Making Diverse Voices a Priority in Events

 
Screen Shot 2020-10-01 at 1.57.01 PM.png

This week cred was joined by Valerie Jackson (Procor), Lili Gangas (Kapor Center), and Wahab Owolabi (URx & Facebook) for an important discussion on how event professionals can incorporate diversity and inclusion into their events. Diving into the impact of agendas featuring all-female speakers, to tracks focused on tech for POC, this interactive panel shared their insights into what will shape the events industry and agendas curated moving forward. 

Here are a few highlights from the discussion:

  • “Don't make diversity a side dish.
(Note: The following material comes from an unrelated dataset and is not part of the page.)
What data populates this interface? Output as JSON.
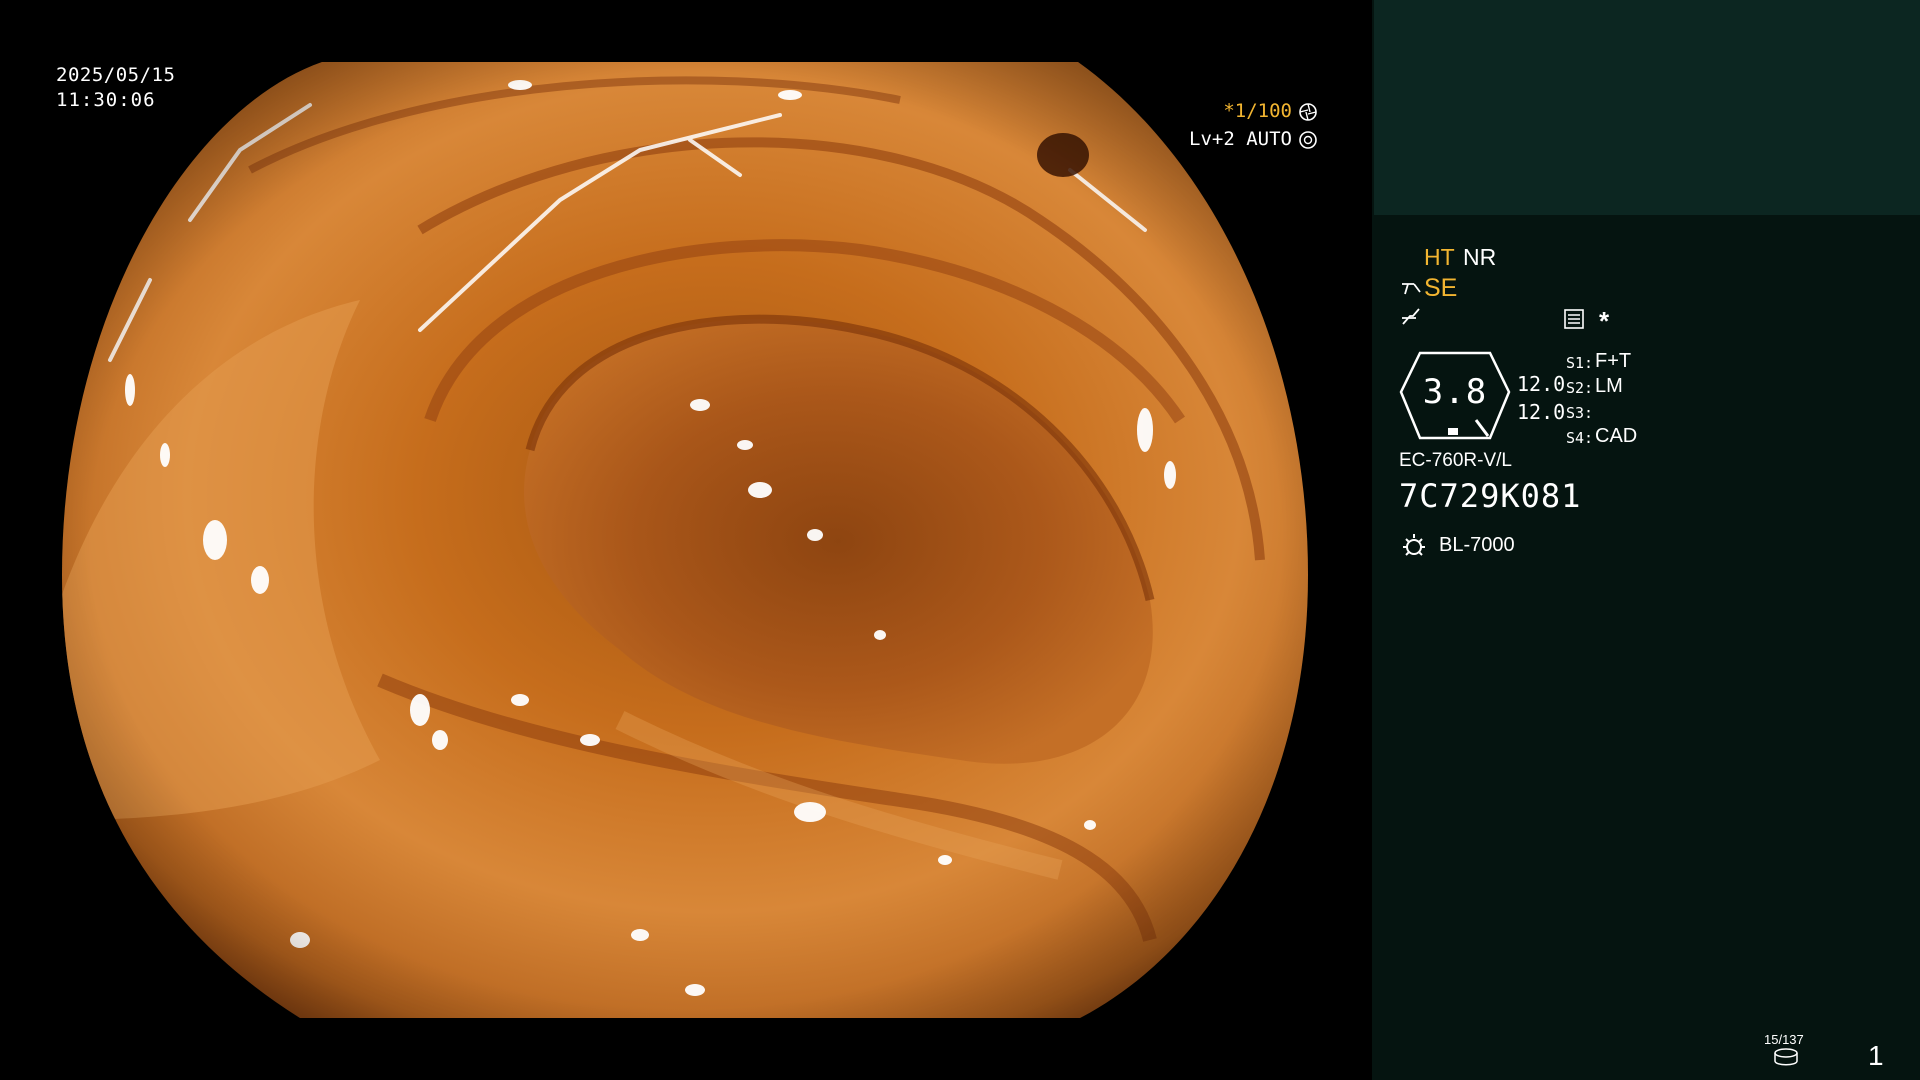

Make it the main one." - Valerie Jackson (Procore)

  • Know your audience and remember to ask yourself, “Is everyone spoken to?”

  • Make diversity, equity, and inclusion part of your planning process. 
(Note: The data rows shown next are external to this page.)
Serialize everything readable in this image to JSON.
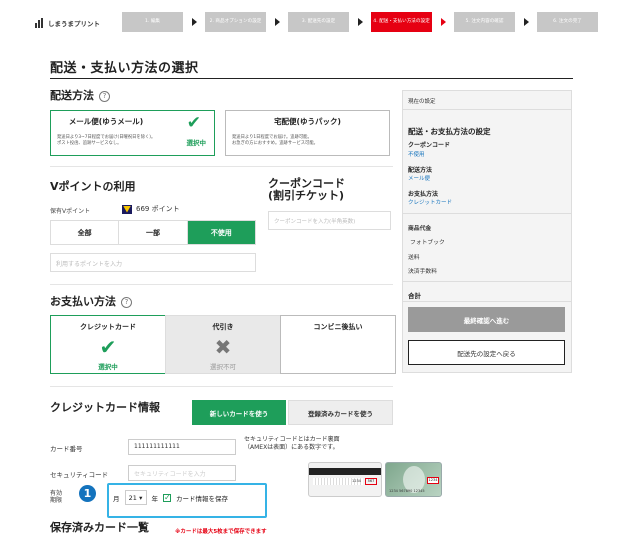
{
  "header": {
    "logo_text": "しまうまプリント",
    "steps": [
      {
        "label": "1. 編集",
        "active": false
      },
      {
        "label": "2. 商品オプションの設定",
        "active": false
      },
      {
        "label": "3. 配送先の設定",
        "active": false
      },
      {
        "label": "4. 配送・支払い方法の設定",
        "active": true
      },
      {
        "label": "5. 注文内容の確認",
        "active": false
      },
      {
        "label": "6. 注文の完了",
        "active": false
      }
    ]
  },
  "page_title": "配送・支払い方法の選択",
  "shipping": {
    "title": "配送方法",
    "help": "?",
    "options": [
      {
        "name": "メール便(ゆうメール)",
        "desc_line1": "発送日より3~7日程度でお届け(日曜祝日を除く)。",
        "desc_line2": "ポスト投函、追跡サービスなし。",
        "selected_label": "選択中"
      },
      {
        "name": "宅配便(ゆうパック)",
        "desc_line1": "発送日より1日程度でお届け。追跡可能。",
        "desc_line2": "お急ぎの方におすすめ。追跡サービス可能。"
      }
    ]
  },
  "vpoint": {
    "title": "Vポイントの利用",
    "held_label": "保有Vポイント",
    "held_value": "669 ポイント",
    "segments": [
      "全部",
      "一部",
      "不使用"
    ],
    "active_segment": 2,
    "input_placeholder": "利用するポイントを入力"
  },
  "coupon": {
    "title_line1": "クーポンコード",
    "title_line2": "(割引チケット)",
    "input_placeholder": "クーポンコードを入力(半角英数)"
  },
  "payment": {
    "title": "お支払い方法",
    "help": "?",
    "options": [
      {
        "name": "クレジットカード",
        "mark": "✔",
        "status": "選択中",
        "state": "selected"
      },
      {
        "name": "代引き",
        "mark": "✖",
        "status": "選択不可",
        "state": "disabled"
      },
      {
        "name": "コンビニ後払い",
        "mark": "",
        "status": "",
        "state": "normal"
      }
    ]
  },
  "credit_card": {
    "title": "クレジットカード情報",
    "tab_new": "新しいカードを使う",
    "tab_saved": "登録済みカードを使う",
    "number_label": "カード番号",
    "number_value": "111111111111",
    "security_label": "セキュリティコード",
    "security_placeholder": "セキュリティコードを入力",
    "note_line1": "セキュリティコードとはカード裏面",
    "note_line2": "（AMEXは表面）にある数字です。",
    "card_back_number": "1234",
    "card_back_code": "567",
    "card_front_number": "1234 567890 12345",
    "card_front_code": "1234",
    "expiry_label_line1": "有効",
    "expiry_label_line2": "期限",
    "badge": "1",
    "month_unit": "月",
    "year_value": "21",
    "year_unit": "年",
    "save_label": "カード情報を保存"
  },
  "saved_cards": {
    "title": "保存済みカード一覧",
    "note": "※カードは最大5枚まで保存できます"
  },
  "sidebar": {
    "header": "現在の設定",
    "title": "配送・お支払方法の設定",
    "coupon_label": "クーポンコード",
    "coupon_value": "不使用",
    "shipping_label": "配送方法",
    "shipping_value": "メール便",
    "payment_label": "お支払方法",
    "payment_value": "クレジットカード",
    "items": [
      "商品代金",
      "フォトブック",
      "送料",
      "決済手数料"
    ],
    "total_label": "合計",
    "confirm_button": "最終確認へ進む",
    "back_button": "配送先の設定へ戻る"
  },
  "colors": {
    "accent_green": "#1e9e5a",
    "step_active": "#e60012",
    "step_inactive": "#c7c7c7",
    "highlight_blue": "#35b3e6"
  }
}
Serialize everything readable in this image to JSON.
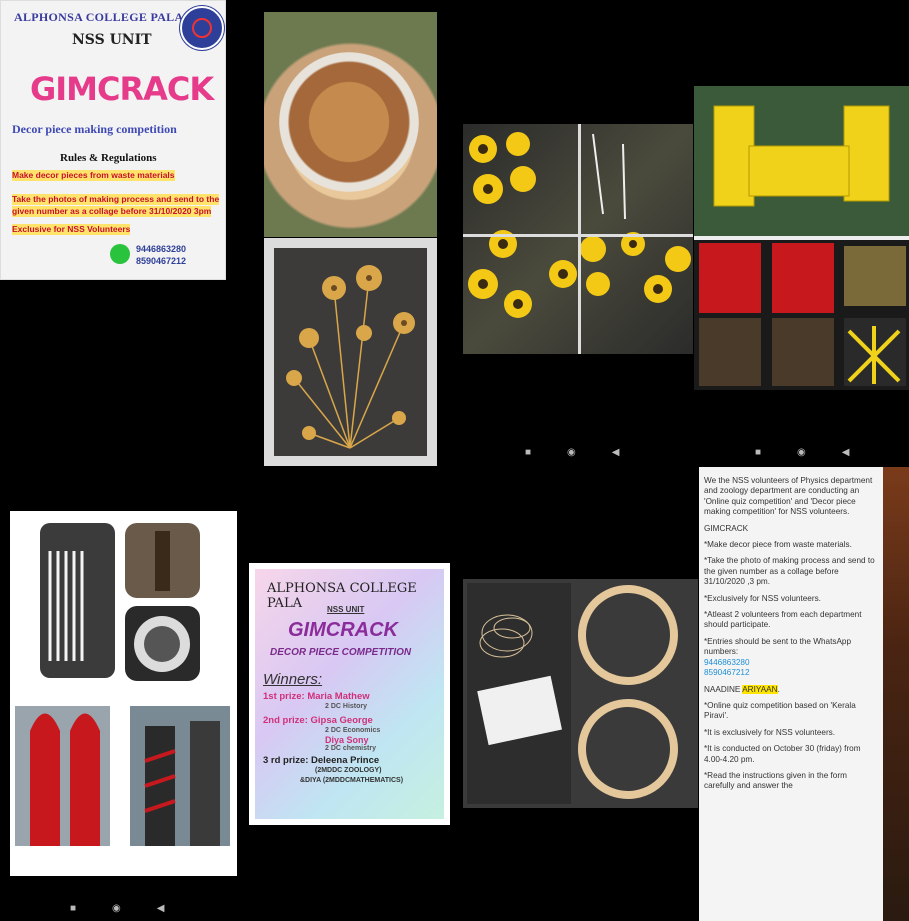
{
  "poster1": {
    "title": "ALPHONSA COLLEGE PALA",
    "unit": "NSS UNIT",
    "name": "GIMCRACK",
    "subtitle": "Decor piece making competition",
    "rules_title": "Rules & Regulations",
    "rules": [
      "Make decor pieces from waste materials",
      "Take the photos of making process and send to the",
      "given number as a collage before 31/10/2020 3pm",
      "Exclusive for NSS Volunteers"
    ],
    "phones": [
      "9446863280",
      "8590467212"
    ]
  },
  "poster2": {
    "title": "ALPHONSA COLLEGE PALA",
    "unit": "NSS UNIT",
    "name": "GIMCRACK",
    "subtitle": "DECOR PIECE COMPETITION",
    "winners_label": "Winners:",
    "first": "1st prize: Maria Mathew",
    "first_dept": "2 DC History",
    "second": "2nd prize: Gipsa George",
    "second_dept": "2 DC Economics",
    "second2": "Diya Sony",
    "second2_dept": "2 DC chemistry",
    "third": "3 rd prize: Deleena Prince",
    "third_dept": "(2MDDC ZOOLOGY)",
    "third2": "&DIYA (2MDDCMATHEMATICS)"
  },
  "message": {
    "intro": "We the NSS volunteers of Physics department and zoology department are conducting an 'Online quiz competition' and 'Decor piece making competition' for NSS volunteers.",
    "heading": "GIMCRACK",
    "items": [
      "*Make decor piece from waste materials.",
      "*Take the photo of making process and send to the given number as a collage before 31/10/2020 ,3 pm.",
      "*Exclusively for NSS volunteers.",
      "*Atleast 2 volunteers from each department should participate.",
      "*Entries should be sent to the WhatsApp numbers:"
    ],
    "phones": [
      "9446863280",
      "8590467212"
    ],
    "name_a": "NAADINE ",
    "name_b": "ARIYAAN",
    "name_c": ".",
    "items2": [
      "*Online quiz competition based on 'Kerala Piravi'.",
      "*It is exclusively for NSS volunteers.",
      "*It is conducted on October 30 (friday) from 4.00-4.20 pm.",
      "*Read the instructions given in the form carefully and answer the"
    ]
  },
  "nav": {
    "square": "■",
    "circle": "◉",
    "back": "◀"
  }
}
  • Understand your blind spots and leverage your network and partnerships to find solutions.

Couldn’t tune in live? Learn from the speakers themselves in the full recording:

More about the speakers.

Valerie Jackson, Senior Director, Global Inclusion and Diversity, Procore
Valerie Jackson currently serves as Senior Director of Global Inclusion and Diversity at Procore Technologies, where she helps all Procorians to build a more inclusive culture and a stronger, better business. A passionate developer of people and opportunities, Valerie has focused on building and leading inclusion initiatives in global companies for nearly 15 years, primarily in the legal industry. Earlier in her career, Valerie also practiced corporate finance law and served as an international policy advisor and negotiator for the U.S. public accounting regulator. A proud Atlanta native, Valerie has lived in 6 countries and now calls Southern California home. She earned her undergraduate degree with honors from Harvard University and her law degree from Georgetown University Law Center. 
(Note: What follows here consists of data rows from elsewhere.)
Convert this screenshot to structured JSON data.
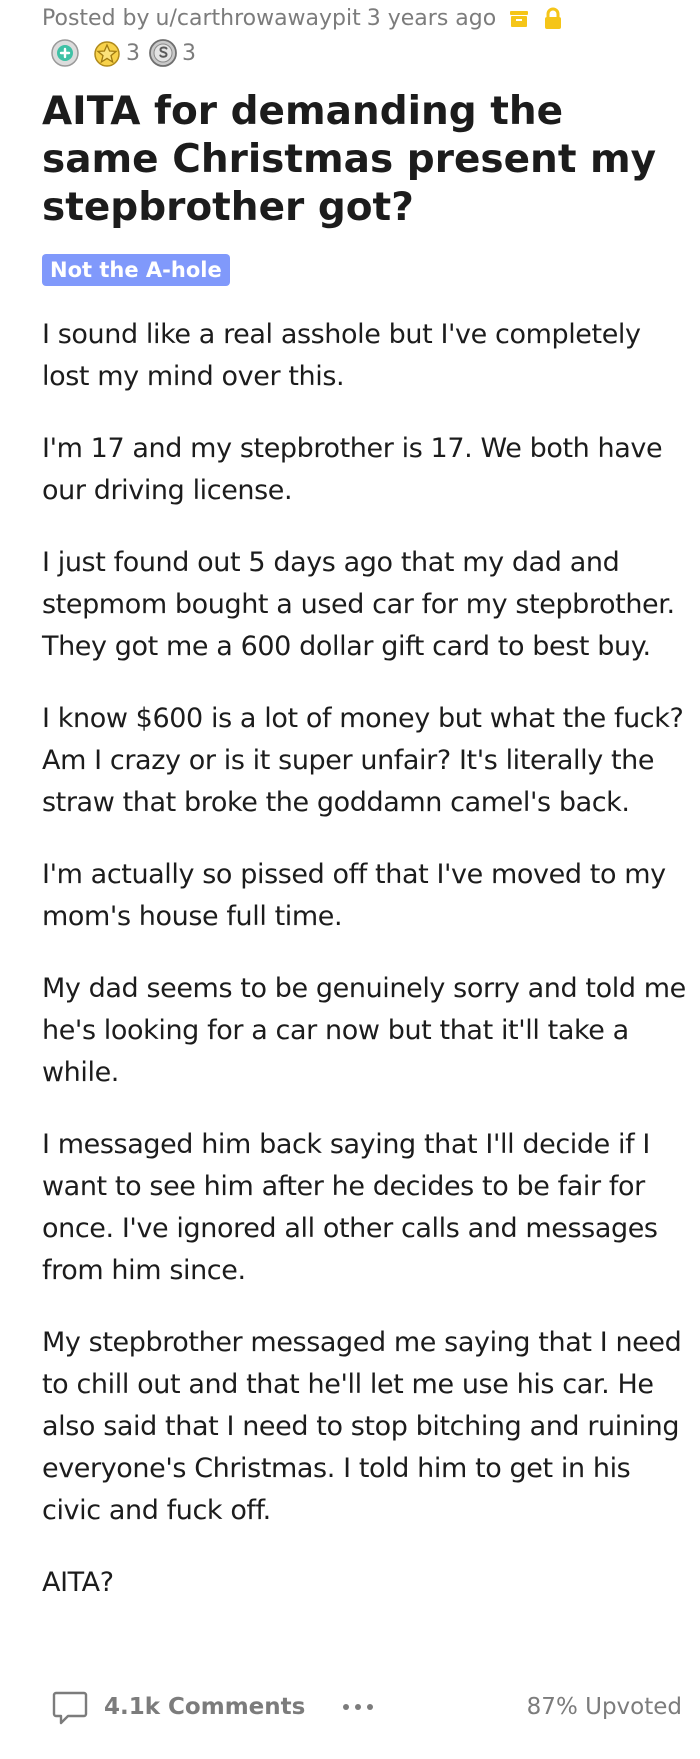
{
  "post": {
    "meta": {
      "prefix": "Posted by",
      "author": "u/carthrowawaypit",
      "age": "3 years ago"
    },
    "awards": [
      {
        "icon": "helpful-award-icon",
        "count": ""
      },
      {
        "icon": "wholesome-award-icon",
        "count": "3"
      },
      {
        "icon": "silver-award-icon",
        "count": "3"
      }
    ],
    "title": "AITA for demanding the same Christmas present my stepbrother got?",
    "flair": "Not the A-hole",
    "paragraphs": [
      "I sound like a real asshole but I've completely lost my mind over this.",
      "I'm 17 and my stepbrother is 17. We both have our driving license.",
      "I just found out 5 days ago that my dad and stepmom bought a used car for my stepbrother. They got me a 600 dollar gift card to best buy.",
      "I know $600 is a lot of money but what the fuck? Am I crazy or is it super unfair? It's literally the straw that broke the goddamn camel's back.",
      "I'm actually so pissed off that I've moved to my mom's house full time.",
      "My dad seems to be genuinely sorry and told me he's looking for a car now but that it'll take a while.",
      "I messaged him back saying that I'll decide if I want to see him after he decides to be fair for once. I've ignored all other calls and messages from him since.",
      "My stepbrother messaged me saying that I need to chill out and that he'll let me use his car. He also said that I need to stop bitching and ruining everyone's Christmas. I told him to get in his civic and fuck off.",
      "AITA?"
    ],
    "footer": {
      "comments": "4.1k Comments",
      "upvoted": "87% Upvoted"
    }
  },
  "colors": {
    "flair_bg": "#8099fb",
    "muted_text": "#7c7c7c",
    "archive_icon": "#f5c518",
    "lock_icon": "#f5c518"
  }
}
Lili Gangas, Chief Technology Community Officer, Kapor Center
Lili is the Chief Technology Community Officer. In this role, Lili helps catalyze Oakland’s emergence as a social impact hub of tech done right – where tech, diverse talent, and action-driven partnerships can tackle pressing social and economic inequities of our communities head-on. Before coming to the Kapor Center, Lili was an Associate Principal at Accenture Technology Lab’s Open Innovation team, building bridges between startups and Global 2000 commercial clients through cross sector collaboration. She was also a founding member of the team at Booz Allen specializing in crowdsourcing, prize challenges, and open data solutions for the public sector. Before that, Lili could be found in the lab working on firmware solutions for the aerospace industry as a Senior Multi-Disciplined Software Engineer at Raytheon Space and Airborne Systems. Lili holds an MBA from New York University Stern School of Business, a B.S. in Electrical Engineering from the University of Southern California and Systems Engineering Certification from UCLA Extension. In addition to her day jobs, Lili was an active TechStars Startup Weekend DC organizer, a judge of the Small Business Administration (SBA)’s Startup in a Day Challenge, an open data innovation panelist at the White House Council of Women and Girls session, and advisor to Dreamwakers.org and OpenDataNation.com. Outside of work, Lili enjoys getting to know cities via distance races – she’ a 5-time half marathoner and last year completed her first full marathon.

Wahab Owolabi, Founder, URx and Diversity Business Partner, Facebook
Wahab is an entrepreneur, a product manager, a recruiter, a marketer, and an athlete. He's worked at Startups, Universities, and in Venture Capital. He loves finding new ways to apply his unique skill set to solve problems and move teams forward. He enjoys building diverse communities of talent and scaling networks to achieve a common goal whether that is building engineering teams to fuel a startup (Rubrik), growing a network of future entrepreneurs and software engineers (a16z), or bringing a sense of community and belonging to the recruiting community (URx). As a leader, Wahab believes in a team-first approach. He finds opportunities to make an impact, move forward positive conversations around diversity & inclusion in tech, and support people less privileged are the most exciting.